Another limitation with this approach is that we still need to summarize the results, but we either have to loop through 5 different objects or combine the vectors into a single matrix:

Code
# use "get" to leverage our paste0 function to apply over the sample size objects/vectors
meanMatrix_highwaytohell <- sapply(X=sizeVec, FUN = function(x) get(paste0('chisq_mean_res_n',x)))
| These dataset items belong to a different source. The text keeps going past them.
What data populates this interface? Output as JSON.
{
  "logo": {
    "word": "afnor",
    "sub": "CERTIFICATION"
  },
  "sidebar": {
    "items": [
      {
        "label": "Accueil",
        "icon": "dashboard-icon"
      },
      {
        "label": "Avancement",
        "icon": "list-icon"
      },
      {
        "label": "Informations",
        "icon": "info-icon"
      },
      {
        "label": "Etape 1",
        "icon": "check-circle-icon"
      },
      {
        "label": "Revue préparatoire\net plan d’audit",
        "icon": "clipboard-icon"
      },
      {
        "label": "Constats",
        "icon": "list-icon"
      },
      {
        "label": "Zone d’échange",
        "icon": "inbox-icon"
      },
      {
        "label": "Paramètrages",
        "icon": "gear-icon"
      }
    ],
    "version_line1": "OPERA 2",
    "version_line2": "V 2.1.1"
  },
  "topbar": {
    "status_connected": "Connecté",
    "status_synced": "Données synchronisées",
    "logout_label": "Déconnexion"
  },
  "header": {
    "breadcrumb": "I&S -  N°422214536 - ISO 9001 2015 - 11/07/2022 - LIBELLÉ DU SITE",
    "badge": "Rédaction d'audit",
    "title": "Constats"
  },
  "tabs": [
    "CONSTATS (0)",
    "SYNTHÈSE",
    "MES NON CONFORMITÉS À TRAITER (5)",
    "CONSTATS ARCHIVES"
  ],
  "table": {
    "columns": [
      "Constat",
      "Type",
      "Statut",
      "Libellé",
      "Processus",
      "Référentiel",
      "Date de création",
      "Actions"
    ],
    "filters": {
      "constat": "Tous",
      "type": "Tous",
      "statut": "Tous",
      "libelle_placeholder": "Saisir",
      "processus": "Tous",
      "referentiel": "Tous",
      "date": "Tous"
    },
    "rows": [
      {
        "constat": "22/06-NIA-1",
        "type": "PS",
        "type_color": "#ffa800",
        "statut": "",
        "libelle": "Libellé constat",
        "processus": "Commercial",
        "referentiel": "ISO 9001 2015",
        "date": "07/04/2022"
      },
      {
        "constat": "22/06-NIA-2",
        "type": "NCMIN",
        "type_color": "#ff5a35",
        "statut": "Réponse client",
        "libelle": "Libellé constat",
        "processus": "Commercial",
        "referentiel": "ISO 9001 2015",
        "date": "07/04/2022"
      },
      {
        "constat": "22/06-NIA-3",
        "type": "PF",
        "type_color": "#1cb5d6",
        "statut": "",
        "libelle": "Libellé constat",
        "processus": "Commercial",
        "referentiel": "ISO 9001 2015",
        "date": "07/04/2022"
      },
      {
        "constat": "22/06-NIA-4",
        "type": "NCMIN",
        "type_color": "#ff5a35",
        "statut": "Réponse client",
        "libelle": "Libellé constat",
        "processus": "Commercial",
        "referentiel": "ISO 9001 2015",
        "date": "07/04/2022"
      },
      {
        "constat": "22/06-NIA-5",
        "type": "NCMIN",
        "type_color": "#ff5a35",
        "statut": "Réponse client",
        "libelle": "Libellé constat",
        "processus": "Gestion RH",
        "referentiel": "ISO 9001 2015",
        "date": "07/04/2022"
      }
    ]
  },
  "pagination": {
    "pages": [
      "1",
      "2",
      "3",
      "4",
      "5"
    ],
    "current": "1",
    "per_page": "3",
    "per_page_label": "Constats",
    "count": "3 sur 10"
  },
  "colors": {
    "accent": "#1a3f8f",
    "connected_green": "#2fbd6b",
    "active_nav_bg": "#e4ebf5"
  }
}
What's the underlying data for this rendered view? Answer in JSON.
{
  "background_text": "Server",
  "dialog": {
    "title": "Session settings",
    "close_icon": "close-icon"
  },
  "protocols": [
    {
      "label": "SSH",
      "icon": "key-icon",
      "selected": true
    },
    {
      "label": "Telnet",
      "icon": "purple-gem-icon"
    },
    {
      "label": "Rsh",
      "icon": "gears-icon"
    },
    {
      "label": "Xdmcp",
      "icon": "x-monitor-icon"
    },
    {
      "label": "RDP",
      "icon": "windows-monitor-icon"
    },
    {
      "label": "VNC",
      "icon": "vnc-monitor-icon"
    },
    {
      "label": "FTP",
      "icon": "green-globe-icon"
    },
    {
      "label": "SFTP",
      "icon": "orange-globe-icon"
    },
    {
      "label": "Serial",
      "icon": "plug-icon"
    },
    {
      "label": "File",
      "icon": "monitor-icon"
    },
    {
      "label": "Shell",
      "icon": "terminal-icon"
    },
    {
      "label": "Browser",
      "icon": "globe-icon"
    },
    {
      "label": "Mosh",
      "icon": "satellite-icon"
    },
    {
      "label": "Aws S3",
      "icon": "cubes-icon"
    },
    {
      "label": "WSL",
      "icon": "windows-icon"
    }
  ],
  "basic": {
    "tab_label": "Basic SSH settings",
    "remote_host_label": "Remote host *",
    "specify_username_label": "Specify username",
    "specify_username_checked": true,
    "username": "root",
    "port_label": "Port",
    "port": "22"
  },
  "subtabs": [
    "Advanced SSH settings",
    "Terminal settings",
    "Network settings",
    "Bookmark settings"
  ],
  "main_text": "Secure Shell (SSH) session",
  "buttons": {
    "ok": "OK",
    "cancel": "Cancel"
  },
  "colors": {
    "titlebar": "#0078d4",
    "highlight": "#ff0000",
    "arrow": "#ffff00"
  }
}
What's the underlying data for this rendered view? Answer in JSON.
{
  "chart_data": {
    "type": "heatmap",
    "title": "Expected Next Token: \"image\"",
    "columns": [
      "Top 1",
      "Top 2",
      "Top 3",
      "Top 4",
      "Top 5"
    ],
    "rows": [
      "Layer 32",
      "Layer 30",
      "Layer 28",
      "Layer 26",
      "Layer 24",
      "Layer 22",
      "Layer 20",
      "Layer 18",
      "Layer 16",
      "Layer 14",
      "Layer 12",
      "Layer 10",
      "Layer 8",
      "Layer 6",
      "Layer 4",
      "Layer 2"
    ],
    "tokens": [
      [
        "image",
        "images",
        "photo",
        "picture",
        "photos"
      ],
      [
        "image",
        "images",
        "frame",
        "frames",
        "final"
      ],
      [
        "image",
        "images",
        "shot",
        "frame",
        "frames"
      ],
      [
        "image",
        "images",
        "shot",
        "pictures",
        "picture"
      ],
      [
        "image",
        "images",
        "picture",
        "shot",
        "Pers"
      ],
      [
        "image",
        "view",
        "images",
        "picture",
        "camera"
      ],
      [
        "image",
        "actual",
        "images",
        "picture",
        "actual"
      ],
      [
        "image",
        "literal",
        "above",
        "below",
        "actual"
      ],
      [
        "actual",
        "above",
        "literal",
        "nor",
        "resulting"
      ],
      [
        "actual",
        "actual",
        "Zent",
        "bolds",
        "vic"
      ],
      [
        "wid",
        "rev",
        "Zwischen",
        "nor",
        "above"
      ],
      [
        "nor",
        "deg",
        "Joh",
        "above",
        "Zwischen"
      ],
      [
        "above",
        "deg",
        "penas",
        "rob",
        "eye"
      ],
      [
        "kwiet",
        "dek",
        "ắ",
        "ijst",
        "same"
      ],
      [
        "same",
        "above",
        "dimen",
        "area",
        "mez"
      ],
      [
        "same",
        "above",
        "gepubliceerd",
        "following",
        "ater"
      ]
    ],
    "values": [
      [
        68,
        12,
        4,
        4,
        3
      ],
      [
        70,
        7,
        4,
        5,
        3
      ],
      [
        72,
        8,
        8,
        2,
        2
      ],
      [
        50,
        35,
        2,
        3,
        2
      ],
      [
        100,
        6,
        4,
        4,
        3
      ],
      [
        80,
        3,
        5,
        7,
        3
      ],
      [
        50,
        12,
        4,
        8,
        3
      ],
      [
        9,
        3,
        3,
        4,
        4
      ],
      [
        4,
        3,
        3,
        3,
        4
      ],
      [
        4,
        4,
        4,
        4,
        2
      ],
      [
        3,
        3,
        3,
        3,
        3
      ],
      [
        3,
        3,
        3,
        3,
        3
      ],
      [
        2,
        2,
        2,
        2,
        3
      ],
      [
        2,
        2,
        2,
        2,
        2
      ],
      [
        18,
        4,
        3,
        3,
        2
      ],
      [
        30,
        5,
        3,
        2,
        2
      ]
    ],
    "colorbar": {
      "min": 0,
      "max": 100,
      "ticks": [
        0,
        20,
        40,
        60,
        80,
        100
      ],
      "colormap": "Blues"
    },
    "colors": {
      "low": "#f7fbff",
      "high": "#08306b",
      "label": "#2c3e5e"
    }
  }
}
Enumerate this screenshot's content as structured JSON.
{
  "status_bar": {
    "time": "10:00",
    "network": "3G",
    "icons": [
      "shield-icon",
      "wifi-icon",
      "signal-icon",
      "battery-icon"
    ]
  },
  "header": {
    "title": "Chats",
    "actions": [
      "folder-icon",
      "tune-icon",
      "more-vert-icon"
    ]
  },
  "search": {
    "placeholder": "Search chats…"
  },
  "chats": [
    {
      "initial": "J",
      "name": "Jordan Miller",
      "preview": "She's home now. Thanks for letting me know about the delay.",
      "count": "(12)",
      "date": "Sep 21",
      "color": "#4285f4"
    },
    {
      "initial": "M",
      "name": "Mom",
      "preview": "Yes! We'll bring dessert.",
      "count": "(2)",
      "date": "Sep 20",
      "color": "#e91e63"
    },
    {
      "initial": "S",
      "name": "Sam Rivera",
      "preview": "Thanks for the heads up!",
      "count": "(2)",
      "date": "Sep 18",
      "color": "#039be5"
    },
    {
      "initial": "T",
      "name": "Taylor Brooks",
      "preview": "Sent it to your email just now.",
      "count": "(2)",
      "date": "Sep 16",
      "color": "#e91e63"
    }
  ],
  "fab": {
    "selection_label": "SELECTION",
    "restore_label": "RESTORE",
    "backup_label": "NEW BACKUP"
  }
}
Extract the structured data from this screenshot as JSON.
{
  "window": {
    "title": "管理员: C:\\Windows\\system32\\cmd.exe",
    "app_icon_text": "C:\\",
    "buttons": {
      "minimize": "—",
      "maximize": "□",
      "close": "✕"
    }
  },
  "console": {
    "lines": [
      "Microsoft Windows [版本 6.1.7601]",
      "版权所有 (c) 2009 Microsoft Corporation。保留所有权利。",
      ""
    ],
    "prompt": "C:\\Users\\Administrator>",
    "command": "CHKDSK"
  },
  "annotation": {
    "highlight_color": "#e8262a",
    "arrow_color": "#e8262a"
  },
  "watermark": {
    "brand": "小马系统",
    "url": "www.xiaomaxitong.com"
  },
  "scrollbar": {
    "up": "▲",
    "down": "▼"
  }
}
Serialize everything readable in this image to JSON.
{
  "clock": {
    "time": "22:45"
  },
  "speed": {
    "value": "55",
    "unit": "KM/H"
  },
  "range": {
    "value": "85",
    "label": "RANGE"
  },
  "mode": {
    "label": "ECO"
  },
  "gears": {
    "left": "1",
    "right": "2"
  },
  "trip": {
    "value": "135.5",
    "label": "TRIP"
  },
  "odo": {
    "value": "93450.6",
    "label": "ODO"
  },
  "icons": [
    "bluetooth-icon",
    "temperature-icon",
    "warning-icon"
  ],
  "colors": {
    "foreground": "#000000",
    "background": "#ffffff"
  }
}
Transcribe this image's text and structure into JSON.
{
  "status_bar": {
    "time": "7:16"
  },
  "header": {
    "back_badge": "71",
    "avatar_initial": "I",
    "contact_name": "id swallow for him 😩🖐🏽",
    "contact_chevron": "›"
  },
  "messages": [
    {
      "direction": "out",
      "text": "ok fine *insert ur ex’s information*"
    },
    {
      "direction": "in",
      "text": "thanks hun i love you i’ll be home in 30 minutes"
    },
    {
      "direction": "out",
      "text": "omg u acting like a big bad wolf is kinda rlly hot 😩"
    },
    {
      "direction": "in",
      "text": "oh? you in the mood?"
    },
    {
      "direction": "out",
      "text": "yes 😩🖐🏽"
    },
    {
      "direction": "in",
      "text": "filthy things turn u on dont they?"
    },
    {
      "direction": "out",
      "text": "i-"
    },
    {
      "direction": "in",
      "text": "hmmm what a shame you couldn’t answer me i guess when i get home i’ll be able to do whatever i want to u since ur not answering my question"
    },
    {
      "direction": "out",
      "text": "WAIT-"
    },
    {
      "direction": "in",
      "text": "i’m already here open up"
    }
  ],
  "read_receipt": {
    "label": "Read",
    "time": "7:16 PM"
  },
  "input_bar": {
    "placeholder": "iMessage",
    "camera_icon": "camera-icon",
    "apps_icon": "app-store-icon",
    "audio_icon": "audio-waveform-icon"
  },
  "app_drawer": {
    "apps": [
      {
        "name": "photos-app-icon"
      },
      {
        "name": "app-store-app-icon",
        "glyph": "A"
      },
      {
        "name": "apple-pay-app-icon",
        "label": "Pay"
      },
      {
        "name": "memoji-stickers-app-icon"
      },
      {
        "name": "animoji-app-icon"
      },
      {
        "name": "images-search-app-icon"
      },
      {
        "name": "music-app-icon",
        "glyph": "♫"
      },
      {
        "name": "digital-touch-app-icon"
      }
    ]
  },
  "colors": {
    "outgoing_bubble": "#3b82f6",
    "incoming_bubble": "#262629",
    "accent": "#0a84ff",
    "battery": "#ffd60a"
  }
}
head(meanMatrix_highwaytohell)
         [,1]     [,2]     [,3]     [,4]     [,5]
[1,] 1.216040 2.327663 1.653050 1.787541 2.144370
[2,] 2.341209 1.624362 1.814585 2.141050 2.024248
[3,] 2.449218 1.499997 2.162688 2.297704 1.866892
[4,] 2.852377 1.551701 1.786574 3.001661 1.903967
[5,] 2.653542 2.332737 1.921918 2.001974 2.022062
[6,] 2.000464 1.662547 2.120618 2.455170 1.600771

Fortunately, this time we played with fire and did not get burned.

Mean and SD for Sample Mean from Chi-Squared Data

Calculate the mean and standard deviation associated with each of the five sets of \(\bar{x}\) values.

Solution:

Since we saved our results as a matrix above, we can easily use some of the optimized functions for applying functions to matrices. For example, the matrixStats package includes lots of options, but some are already included in base R (e.g., colMeans is included but colSds is not for calculating the mean and SD, respectively, for each column in a matrix).

Code
library(matrixStats)

colMeans(meanMatrix)
      10       20       30       40       50 
1.973315 2.028235 1.987795 2.003727 1.987145 
Code
colSds(meanMatrix) # we need to load the matrixStats package for this calculation
       10        20        30        40        50 
0.6561354 0.4748230 0.3465965 0.3019478 0.2693243 

It is also possible to calculate the mean and SD by using the apply function:

Code
apply(meanMatrix,2,mean)
      10       20       30       40       50 
1.973315 2.028235 1.987795 2.003727 1.987145 
Code
apply(meanMatrix,2,sd)
       10        20        30        40        50 
0.6561354 0.4748230 0.3465965 0.3019478 0.2693243 

Plotting the Sampling Distribution of the Sample Mean Across N’s

Create histograms of the sampling distribution of the mean, for each sample size n. Provide meaningful labeling (i.e., include a title and label the relevant axes).

Solution:

For this example we’ll start with using base R graphics:

Code
par( mfrow=c(2,3) )
invisible( 
  sapply(1:5, function(x) hist(meanMatrix[,x], xlim=c(0,5), breaks=seq(-0.1,5.1,by=0.2), xlab='Sample Mean', main=paste0('n=',sizeVec[x]) ) ) 
) #invisible() suppresses the hist() function output to just provide the plots

We can do something similar with ggplot2 leveraged by creating a function and using lapply based on inspiration from various stack overflow posts:

Code
library(ggplot2)
library(Rmisc) # to use multiplot function

histogram_data_column <- function(matrix, column_num, column_label){
### Transform the columns of a data frame into histograms
# matrix: matrix to plot object from
# column_num: column number to plot
# column_label: label for the given column
    ggplot() + aes(matrix[,column_num]) + 
        geom_histogram(binwidth=0.2, color='black', fill='white') +
        ggtitle(paste0('n=',column_label)) + 
        xlab('Sample Mean') + xlim(0,5)
}

ggplot_histograms <- lapply(1:5, function(x) histogram_data_column(column_num=x, matrix = meanMatrix, column_label=sizeVec[x]))

multiplot(plotlist = ggplot_histograms, layout=matrix(c(1,2,3,4,5,NA), nrow=2, byrow=T))

Is there a value of N where the distributions begin to look normal?

Is there a value of the sample size n (i.e., 10, 20, 30, 40, or 50) where the distributions begin to look normal?

Solution:

This is somewhat subjective since each person may find different outliers or points they find concerning. For example, at \(n=30\) is seems that our distribution is fairly normal. But one could claim \(n=20\) looks normal “enough” or even that the slight right skew even at \(n=50\) is concerning enough that perhaps a larger sample size is needed.